Responding to a prevalent trend on X (formerly Twitter) of brands “roasting” both consumers and other brands with sarcastic and somewhat disparaging humorous posts, this study aims to investigate how these actions are perceived by consumers and their implications for branding efforts, namely, brand attitude and brand preference.

Design/methodology/approach

Four experimental studies examine a variety of roasting-type posts against non-roasting control posts, controlling for a set of covariates and alternative explanations. These studies use analyses appropriate for the data and hypotheses, including Hayes PROCESS models to test mediation, moderation and moderated mediation.

Findings

The results show that roasting-type posts (compared to non-roasting control posts) can result in lower brand attitude and lower brand preference, both mediated by perceived appropriateness.

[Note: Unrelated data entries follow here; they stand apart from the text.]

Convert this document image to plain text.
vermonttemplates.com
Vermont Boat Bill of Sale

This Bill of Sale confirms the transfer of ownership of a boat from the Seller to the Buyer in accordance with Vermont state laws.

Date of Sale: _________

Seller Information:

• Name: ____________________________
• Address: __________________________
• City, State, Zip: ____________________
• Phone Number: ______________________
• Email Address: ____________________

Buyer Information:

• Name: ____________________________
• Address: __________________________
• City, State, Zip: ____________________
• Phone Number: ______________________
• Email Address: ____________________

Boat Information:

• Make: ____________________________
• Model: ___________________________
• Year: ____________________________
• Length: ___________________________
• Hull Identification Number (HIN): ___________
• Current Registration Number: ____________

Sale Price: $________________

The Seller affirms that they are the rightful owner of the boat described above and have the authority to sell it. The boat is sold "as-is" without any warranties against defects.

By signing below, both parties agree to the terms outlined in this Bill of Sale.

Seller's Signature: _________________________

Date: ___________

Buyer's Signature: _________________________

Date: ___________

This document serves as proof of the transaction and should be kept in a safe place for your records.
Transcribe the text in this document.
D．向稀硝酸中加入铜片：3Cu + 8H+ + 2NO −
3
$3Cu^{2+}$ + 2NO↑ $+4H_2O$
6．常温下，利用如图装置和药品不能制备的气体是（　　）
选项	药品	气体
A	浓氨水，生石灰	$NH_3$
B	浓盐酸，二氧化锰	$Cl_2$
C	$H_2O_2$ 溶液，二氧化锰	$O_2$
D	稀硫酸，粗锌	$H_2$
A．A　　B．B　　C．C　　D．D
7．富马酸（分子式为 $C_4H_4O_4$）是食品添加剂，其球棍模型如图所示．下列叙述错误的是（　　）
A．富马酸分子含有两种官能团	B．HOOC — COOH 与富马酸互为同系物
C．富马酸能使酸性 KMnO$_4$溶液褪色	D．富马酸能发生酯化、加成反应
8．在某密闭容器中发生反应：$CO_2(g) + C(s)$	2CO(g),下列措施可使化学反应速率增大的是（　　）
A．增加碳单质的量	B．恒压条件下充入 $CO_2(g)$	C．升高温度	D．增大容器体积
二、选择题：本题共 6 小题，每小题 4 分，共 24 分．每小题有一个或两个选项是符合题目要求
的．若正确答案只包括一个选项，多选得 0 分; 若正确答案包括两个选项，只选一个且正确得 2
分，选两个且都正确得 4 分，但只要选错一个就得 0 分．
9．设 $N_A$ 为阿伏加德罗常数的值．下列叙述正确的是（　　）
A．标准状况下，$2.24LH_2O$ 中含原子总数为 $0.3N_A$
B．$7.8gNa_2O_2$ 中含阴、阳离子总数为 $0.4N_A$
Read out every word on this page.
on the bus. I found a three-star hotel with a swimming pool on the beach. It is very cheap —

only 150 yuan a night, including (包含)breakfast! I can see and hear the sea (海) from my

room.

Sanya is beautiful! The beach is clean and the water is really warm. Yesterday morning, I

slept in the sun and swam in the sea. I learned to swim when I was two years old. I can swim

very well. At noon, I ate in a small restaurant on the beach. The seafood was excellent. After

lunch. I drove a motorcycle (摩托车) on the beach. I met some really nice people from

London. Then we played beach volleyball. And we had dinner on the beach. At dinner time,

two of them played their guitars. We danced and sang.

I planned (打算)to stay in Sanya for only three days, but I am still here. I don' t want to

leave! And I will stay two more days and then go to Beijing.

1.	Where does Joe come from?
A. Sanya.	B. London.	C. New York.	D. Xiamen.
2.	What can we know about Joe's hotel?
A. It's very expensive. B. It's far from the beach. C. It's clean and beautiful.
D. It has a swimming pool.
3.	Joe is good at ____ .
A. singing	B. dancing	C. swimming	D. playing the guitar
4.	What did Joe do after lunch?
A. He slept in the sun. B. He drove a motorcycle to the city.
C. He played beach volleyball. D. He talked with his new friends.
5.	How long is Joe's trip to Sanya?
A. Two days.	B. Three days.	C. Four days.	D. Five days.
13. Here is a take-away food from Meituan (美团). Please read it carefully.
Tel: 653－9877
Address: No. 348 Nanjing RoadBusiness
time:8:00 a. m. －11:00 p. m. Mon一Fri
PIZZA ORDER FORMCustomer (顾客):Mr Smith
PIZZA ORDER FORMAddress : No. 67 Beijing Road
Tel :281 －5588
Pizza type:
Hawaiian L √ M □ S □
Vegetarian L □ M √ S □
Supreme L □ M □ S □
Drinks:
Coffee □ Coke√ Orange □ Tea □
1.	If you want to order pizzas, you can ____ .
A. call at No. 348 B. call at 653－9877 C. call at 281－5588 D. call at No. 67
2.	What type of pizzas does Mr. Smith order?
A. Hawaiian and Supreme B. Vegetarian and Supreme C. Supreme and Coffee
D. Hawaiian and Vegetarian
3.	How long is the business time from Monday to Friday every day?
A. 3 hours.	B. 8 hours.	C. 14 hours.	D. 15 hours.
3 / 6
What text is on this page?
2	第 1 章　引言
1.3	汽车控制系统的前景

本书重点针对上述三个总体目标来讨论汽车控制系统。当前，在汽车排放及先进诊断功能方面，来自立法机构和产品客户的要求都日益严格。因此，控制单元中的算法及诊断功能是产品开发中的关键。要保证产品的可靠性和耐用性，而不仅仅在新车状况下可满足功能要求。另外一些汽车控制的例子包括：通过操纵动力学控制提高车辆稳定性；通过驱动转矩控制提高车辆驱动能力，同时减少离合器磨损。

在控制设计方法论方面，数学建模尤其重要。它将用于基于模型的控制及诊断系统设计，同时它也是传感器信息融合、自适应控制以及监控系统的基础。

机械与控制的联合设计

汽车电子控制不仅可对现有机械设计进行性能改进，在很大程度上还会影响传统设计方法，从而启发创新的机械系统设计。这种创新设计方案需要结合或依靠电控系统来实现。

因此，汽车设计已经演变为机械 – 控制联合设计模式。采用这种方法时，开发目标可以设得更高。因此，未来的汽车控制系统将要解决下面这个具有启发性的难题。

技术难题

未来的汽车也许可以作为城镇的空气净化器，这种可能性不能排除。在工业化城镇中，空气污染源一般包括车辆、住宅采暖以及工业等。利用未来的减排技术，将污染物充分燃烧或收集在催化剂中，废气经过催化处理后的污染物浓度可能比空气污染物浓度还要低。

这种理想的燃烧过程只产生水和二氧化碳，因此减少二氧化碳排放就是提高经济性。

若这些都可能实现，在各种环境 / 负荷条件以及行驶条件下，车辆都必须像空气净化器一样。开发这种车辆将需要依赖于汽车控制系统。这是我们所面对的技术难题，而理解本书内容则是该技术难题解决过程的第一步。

The final study shows that the target of the roasting posts – consumers versus other brands – moderates the mediated effect on brand preference such that a business-to-consumer conversation has stronger negative results than a business-to-business conversation.

Practical implications

Marketers who focus on top-of-funnel metrics may be persuaded to use online roasting in branding efforts or communication techniques to enhance engagement, but this practice may be to the detriment of lower funnel metrics because of its negative effects on perceived appropriateness, brand attitude and brand preference.

Originality/value

This paper broadens research on the use of disparagement humor in marketing communications, with resultant implications on branding efforts. This is the first research, to the best of the authors’ research, to examine both the mediating effects of perceived appropriateness and the moderating effects of the roasting humor target on brand perceptions. The implications for both academic researchers and industry practitioners are meaningful.